Recently, Paris Lees, a transgender feminist I really really REALLY like, wrote an article for Vice magazine about enjoying mild street harassment, like wolf whistles and catcalls, that I kind of agreed with. I only kind of agreed with it, mind. I kind of agreed with it, and I really wished I didn't.
Are you a bad feminist if you enjoy street harassment? Probably. But if so, I am a TERRIBLE feminist. I'd only just joined Twitter when the Aufschrei happened last year. For those of you newer to Berlin than me, well, what happened was: a female journalist Laura Himmelreich, published an article in Stern about how this high-up politician dude had hit on her in a hotel bar. He's a really grotesquely ugly guy, I'd rather sleep with a Kraken or something. He told her she'd fill out a dirndl, which is one on the one hand a magnificent chat-up line, on the other hand fairly inappropriate.

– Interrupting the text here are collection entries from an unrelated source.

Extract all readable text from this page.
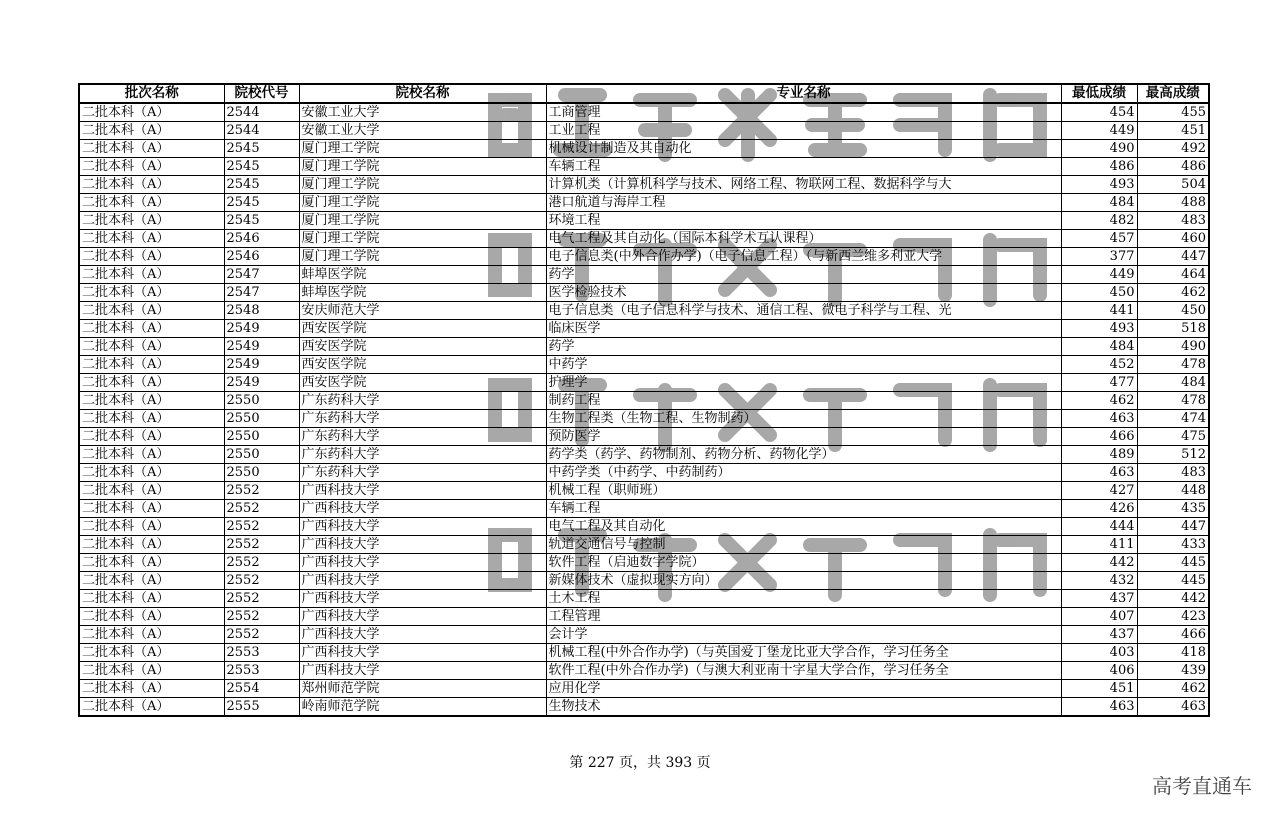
批次名称	院校代号	院校名称	专业名称	最低成绩	最高成绩
二批本科（A）	2544	安徽工业大学	工商管理	454	455
二批本科（A）	2544	安徽工业大学	工业工程	449	451
二批本科（A）	2545	厦门理工学院	机械设计制造及其自动化	490	492
二批本科（A）	2545	厦门理工学院	车辆工程	486	486
二批本科（A）	2545	厦门理工学院	计算机类（计算机科学与技术、网络工程、物联网工程、数据科学与大	493	504
二批本科（A）	2545	厦门理工学院	港口航道与海岸工程	484	488
二批本科（A）	2545	厦门理工学院	环境工程	482	483
二批本科（A）	2546	厦门理工学院	电气工程及其自动化（国际本科学术互认课程）	457	460
二批本科（A）	2546	厦门理工学院	电子信息类(中外合作办学)（电子信息工程）（与新西兰维多利亚大学	377	447
二批本科（A）	2547	蚌埠医学院	药学	449	464
二批本科（A）	2547	蚌埠医学院	医学检验技术	450	462
二批本科（A）	2548	安庆师范大学	电子信息类（电子信息科学与技术、通信工程、微电子科学与工程、光	441	450
二批本科（A）	2549	西安医学院	临床医学	493	518
二批本科（A）	2549	西安医学院	药学	484	490
二批本科（A）	2549	西安医学院	中药学	452	478
二批本科（A）	2549	西安医学院	护理学	477	484
二批本科（A）	2550	广东药科大学	制药工程	462	478
二批本科（A）	2550	广东药科大学	生物工程类（生物工程、生物制药）	463	474
二批本科（A）	2550	广东药科大学	预防医学	466	475
二批本科（A）	2550	广东药科大学	药学类（药学、药物制剂、药物分析、药物化学）	489	512
二批本科（A）	2550	广东药科大学	中药学类（中药学、中药制药）	463	483
二批本科（A）	2552	广西科技大学	机械工程（职师班）	427	448
二批本科（A）	2552	广西科技大学	车辆工程	426	435
二批本科（A）	2552	广西科技大学	电气工程及其自动化	444	447
二批本科（A）	2552	广西科技大学	轨道交通信号与控制	411	433
二批本科（A）	2552	广西科技大学	软件工程（启迪数字学院）	442	445
二批本科（A）	2552	广西科技大学	新媒体技术（虚拟现实方向）	432	445
二批本科（A）	2552	广西科技大学	土木工程	437	442
二批本科（A）	2552	广西科技大学	工程管理	407	423
二批本科（A）	2552	广西科技大学	会计学	437	466
二批本科（A）	2553	广西科技大学	机械工程(中外合作办学)（与英国爱丁堡龙比亚大学合作，学习任务全	403	418
二批本科（A）	2553	广西科技大学	软件工程(中外合作办学)（与澳大利亚南十字星大学合作，学习任务全	406	439
二批本科（A）	2554	郑州师范学院	应用化学	451	462
二批本科（A）	2555	岭南师范学院	生物技术	463	463
第 227 页，共 393 页
高考直通车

After the article was published, female Twitter users started reporting stories of everyday sexism and sexual harassment and assault under the hashtag #Aufschrei. The sexism in the stories ranged from things which aren't totally clearly sexism – being called a süße Maus – to things which should never happen in a humane world, like rape and sexual assault.

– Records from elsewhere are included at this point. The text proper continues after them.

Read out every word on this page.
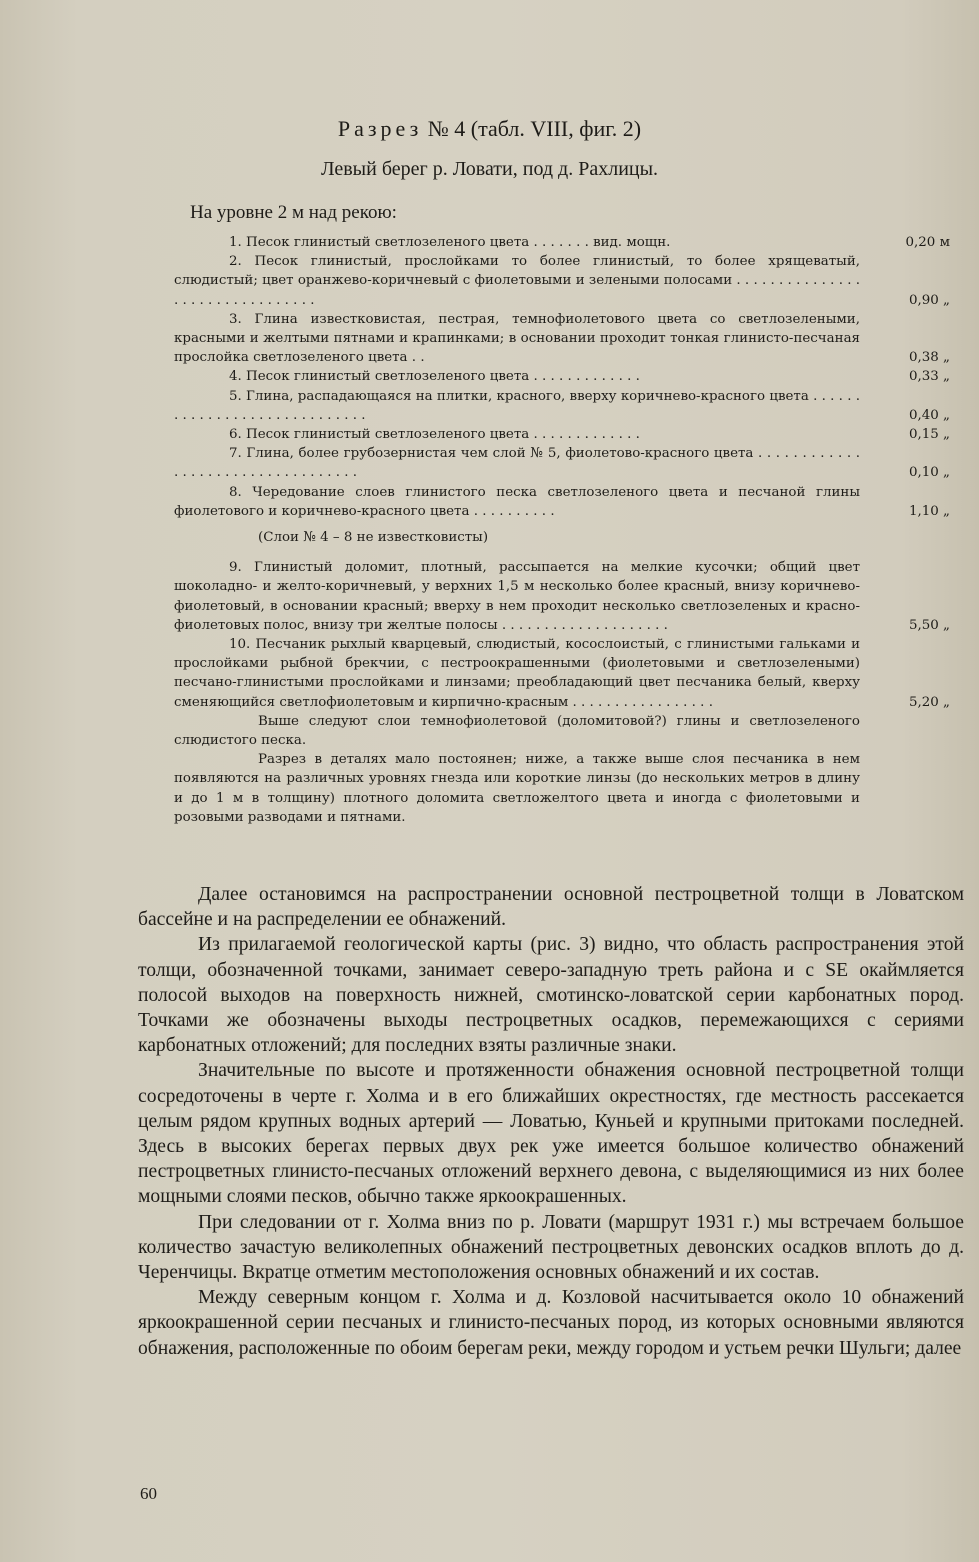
Разрез № 4 (табл. VIII, фиг. 2)
Левый берег р. Ловати, под д. Рахлицы.
На уровне 2 м над рекою:
1. Песок глинистый светлозеленого цвета . . . . . . . вид. мощн.	0,20 м
2. Песок глинистый, прослойками то более глинистый, то более хрящеватый, слюдистый; цвет оранжево-коричневый с фиолетовыми и зелеными полосами . . . . . . . . . . . . . . . . . . . . . . . . . . . . . . . .	0,90 „
3. Глина известковистая, пестрая, темнофиолетового цвета со светлозелеными, красными и желтыми пятнами и крапинками; в основании проходит тонкая глинисто-песчаная прослойка светлозеленого цвета . .	0,38 „
4. Песок глинистый светлозеленого цвета . . . . . . . . . . . . .	0,33 „
5. Глина, распадающаяся на плитки, красного, вверху коричнево-красного цвета . . . . . . . . . . . . . . . . . . . . . . . . . . . . .	0,40 „
6. Песок глинистый светлозеленого цвета . . . . . . . . . . . . .	0,15 „
7. Глина, более грубозернистая чем слой № 5, фиолетово-красного цвета . . . . . . . . . . . . . . . . . . . . . . . . . . . . . . . . . .	0,10 „
8. Чередование слоев глинистого песка светлозеленого цвета и песчаной глины фиолетового и коричнево-красного цвета . . . . . . . . . .	1,10 „
(Слои № 4 – 8 не известковисты)
9. Глинистый доломит, плотный, рассыпается на мелкие кусочки; общий цвет шоколадно- и желто-коричневый, у верхних 1,5 м несколько более красный, внизу коричнево-фиолетовый, в основании красный; вверху в нем проходит несколько светлозеленых и красно-фиолетовых полос, внизу три желтые полосы . . . . . . . . . . . . . . . . . . . .	5,50 „
10. Песчаник рыхлый кварцевый, слюдистый, косослоистый, с глинистыми гальками и прослойками рыбной брекчии, с пестроокрашенными (фиолетовыми и светлозелеными) песчано-глинистыми прослойками и линзами; преобладающий цвет песчаника белый, кверху сменяющийся светлофиолетовым и кирпично-красным . . . . . . . . . . . . . . . . .	5,20 „
Выше следуют слои темнофиолетовой (доломитовой?) глины и светлозеленого слюдистого песка.
Разрез в деталях мало постоянен; ниже, а также выше слоя песчаника в нем появляются на различных уровнях гнезда или короткие линзы (до нескольких метров в длину и до 1 м в толщину) плотного доломита светложелтого цвета и иногда с фиолетовыми и розовыми разводами и пятнами.

Далее остановимся на распространении основной пестроцветной толщи в Ловатском бассейне и на распределении ее обнажений.

Из прилагаемой геологической карты (рис. 3) видно, что область распространения этой толщи, обозначенной точками, занимает северо-западную треть района и с SE окаймляется полосой выходов на поверхность нижней, смотинско-ловатской серии карбонатных пород. Точками же обозначены выходы пестроцветных осадков, перемежающихся с сериями карбонатных отложений; для последних взяты различные знаки.

Значительные по высоте и протяженности обнажения основной пестроцветной толщи сосредоточены в черте г. Холма и в его ближайших окрестностях, где местность рассекается целым рядом крупных водных артерий — Ловатью, Куньей и крупными притоками последней. Здесь в высоких берегах первых двух рек уже имеется большое количество обнажений пестроцветных глинисто-песчаных отложений верхнего девона, с выделяющимися из них более мощными слоями песков, обычно также яркоокрашенных.

При следовании от г. Холма вниз по р. Ловати (маршрут 1931 г.) мы встречаем большое количество зачастую великолепных обнажений пестроцветных девонских осадков вплоть до д. Черенчицы. Вкратце отметим местоположения основных обнажений и их состав.

Между северным концом г. Холма и д. Козловой насчитывается около 10 обнажений яркоокрашенной серии песчаных и глинисто-песчаных пород, из которых основными являются обнажения, расположенные по обоим берегам реки, между городом и устьем речки Шульги; далее

60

I really consider and considered myself a feminist. I even have a thoroughly neglected feminist blog to my name and everything. But I didn't feel solidarisch. I felt neidisch. This makes me not only a bad feminist, but also, and I say this in as feministically a way as possible, a bit of a cunt.

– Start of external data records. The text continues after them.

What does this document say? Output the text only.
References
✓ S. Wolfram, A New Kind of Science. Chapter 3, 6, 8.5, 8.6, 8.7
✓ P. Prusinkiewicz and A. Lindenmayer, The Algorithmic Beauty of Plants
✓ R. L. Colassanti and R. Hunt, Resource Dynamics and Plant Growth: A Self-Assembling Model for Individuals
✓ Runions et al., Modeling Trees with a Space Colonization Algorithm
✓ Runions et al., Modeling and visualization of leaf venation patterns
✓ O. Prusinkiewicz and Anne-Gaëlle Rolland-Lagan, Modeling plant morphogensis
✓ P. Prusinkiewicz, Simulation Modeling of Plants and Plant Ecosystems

I thought I was ugly as a teenager. Who doesn't? I wasn't exactly that pleasant to look at either. Also my parents – the parents I lived with, my mum and stepdad – were always telling me how fat I was. They did lots of things right, my mum and stepdad, but the way they focused on and humiliated me for my body wasn't one of them. I really hated myself. I thought I was grossly overweight. When I was home for Christmas I found an old diary of mine in which I had written, "I am now below the disgusting seven stone mark on the scales." SEVEN STONES IS 44 KILOS! I would cut off my arms and legs to weigh 44 kilos now – and in fact, slicing off limbs is probably the most realistic way of me to hope to achieve this.
I thought I was ugly, so I welcomed male attention. I was also often petrified. You can't, in East London, or in the 1990s you couldn't, walk alone after dark as a teenage girl without feeling scared of rape. That's how it was. Men would slow down their cars and tell you to get in. But I felt flattered as well as petrified, and during the day, I welcomed flirtation that was so aggressive it was basically harassment. I still welcome male attention now, to be honest, although I am more German than I've ever been – a British tourist said "Hello, gorgeous!" to me at Warschauer Brücke and I kissed my teeth at him.
But what I wonder is this: it is hard to differentiate between flirting and street harassment. It is. People who say there is a clear distinction are lying to themselves. There is GRAUZONE, a lot of fucking Grauzone. Now, just because some girls don't mind being catcalled, that doesn't mean it's okay. That's clear, huh. Everyone thinks that's clear. Just because some people like cannibalism, doesn't mean we all have to go out and let ourselves be eaten alive. It's totally clear to me that just because some women – myself included, to a certain extent – like catcalling that it still shouldn't be socially accepted behaviour. BUT. But what about someone in a bar asking if they can buy you a drink? Is that okay? I find it totally fucking okay, it saves you LOADS OF MONEY when men buy you drinks. I can't think of many things which are okayer than that in my book – I'm so stingy, I love to go home with my wallet full of cash. But what about German girls? A lot of German girls really fucking hate that. A lot of my friends. I know, I can't fathom it either, but they really think it's insulting if a stranger wants to buy you a drink in a bar. So that makes it not okay, OBVIOUSLY. Oder? Doesn't it? It must do.
But what, then, is the solution? Maybe what we need to do is introduce a badge system. People with, like, purple flower badges on their jackets don't mind having drinks bought for them. Maybe that is the best solution. I dunno. I suspect that if I had more self-esteem (and more money) I wouldn't be needing a purple badge though. But in the meantime, get me a vodka lemon, will you? Cheers.